Strong institutions are essential to peace. When mental health systems are under-resourced or outdated, individuals are left without adequate support, increasing reliance on informal or harmful coping mechanisms. Modernizing mental health legislation and strengthening community based services are therefore essential to building social stability.

Recent collaboration between the Government of Antigua and Barbuda and the Pan American Health Organization has emphasized mental health reform, community based care, and integration across sectors as national priorities.

Peace journalism and the obligation to address root causes
HWPL’s peace framework emphasizes addressing the root causes of conflict rather than reacting only to visible outcomes. In the Caribbean context, untreated psychological distress is one such root cause.

Peace journalism must therefore move beyond surface narratives of calm or crisis. It must contextualize violence, self harm, and social disruption within broader social and institutional conditions. Responsible reporting avoids sensationalism while highlighting prevention, access to care, and policy solutions.
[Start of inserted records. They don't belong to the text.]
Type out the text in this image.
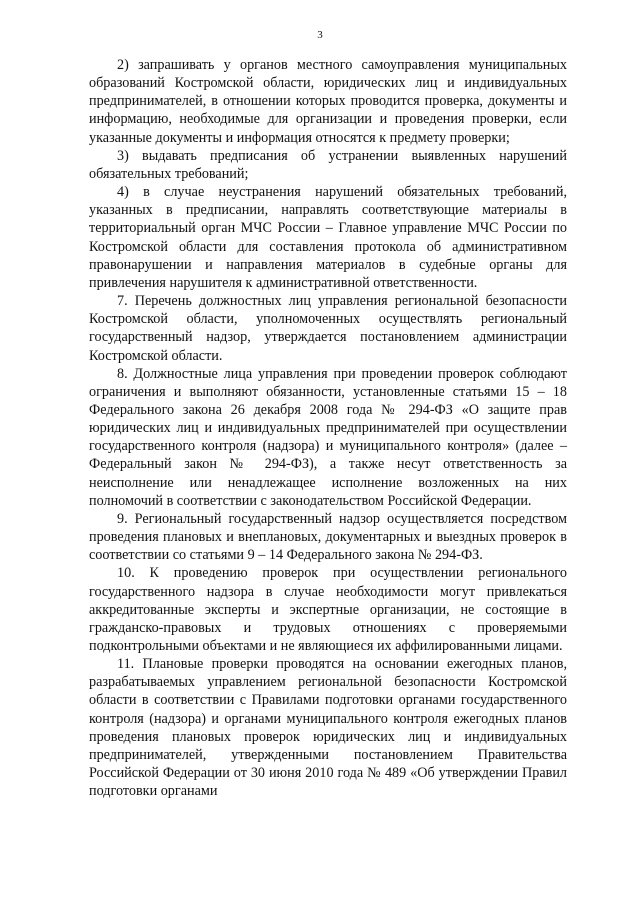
3

2) запрашивать у органов местного самоуправления муниципальных образований Костромской области, юридических лиц и индивидуальных предпринимателей, в отношении которых проводится проверка, документы и информацию, необходимые для организации и проведения проверки, если указанные документы и информация относятся к предмету проверки;

3) выдавать предписания об устранении выявленных нарушений обязательных требований;

4) в случае неустранения нарушений обязательных требований, указанных в предписании, направлять соответствующие материалы в территориальный орган МЧС России – Главное управление МЧС России по Костромской области для составления протокола об административном правонарушении и направления материалов в судебные органы для привлечения нарушителя к административной ответственности.

7. Перечень должностных лиц управления региональной безопасности Костромской области, уполномоченных осуществлять региональный государственный надзор, утверждается постановлением администрации Костромской области.

8. Должностные лица управления при проведении проверок соблюдают ограничения и выполняют обязанности, установленные статьями 15 – 18 Федерального закона 26 декабря 2008 года № 294-ФЗ «О защите прав юридических лиц и индивидуальных предпринимателей при осуществлении государственного контроля (надзора) и муниципального контроля» (далее – Федеральный закон № 294-ФЗ), а также несут ответственность за неисполнение или ненадлежащее исполнение возложенных на них полномочий в соответствии с законодательством Российской Федерации.

9. Региональный государственный надзор осуществляется посредством проведения плановых и внеплановых, документарных и выездных проверок в соответствии со статьями 9 – 14 Федерального закона № 294-ФЗ.

10. К проведению проверок при осуществлении регионального государственного надзора в случае необходимости могут привлекаться аккредитованные эксперты и экспертные организации, не состоящие в гражданско-правовых и трудовых отношениях с проверяемыми подконтрольными объектами и не являющиеся их аффилированными лицами.

11. Плановые проверки проводятся на основании ежегодных планов, разрабатываемых управлением региональной безопасности Костромской области в соответствии с Правилами подготовки органами государственного контроля (надзора) и органами муниципального контроля ежегодных планов проведения плановых проверок юридических лиц и индивидуальных предпринимателей, утвержденными постановлением Правительства Российской Федерации от 30 июня 2010 года № 489 «Об утверждении Правил подготовки органами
By framing mental health as a peace issue rather than an individual weakness, peace journalism contributes to a more honest and constructive public discourse.

Toward a peace that endures
Peace in Antigua and Barbuda and across the Caribbean must be understood as a living condition shaped by everyday human experience. It is sustained by emotionally supported individuals, responsive institutions, and societies that recognize mental wellbeing as a public good.

When mental health is neglected, peace remains fragile. When it is addressed openly and systematically, peace gains the foundation it needs to endure.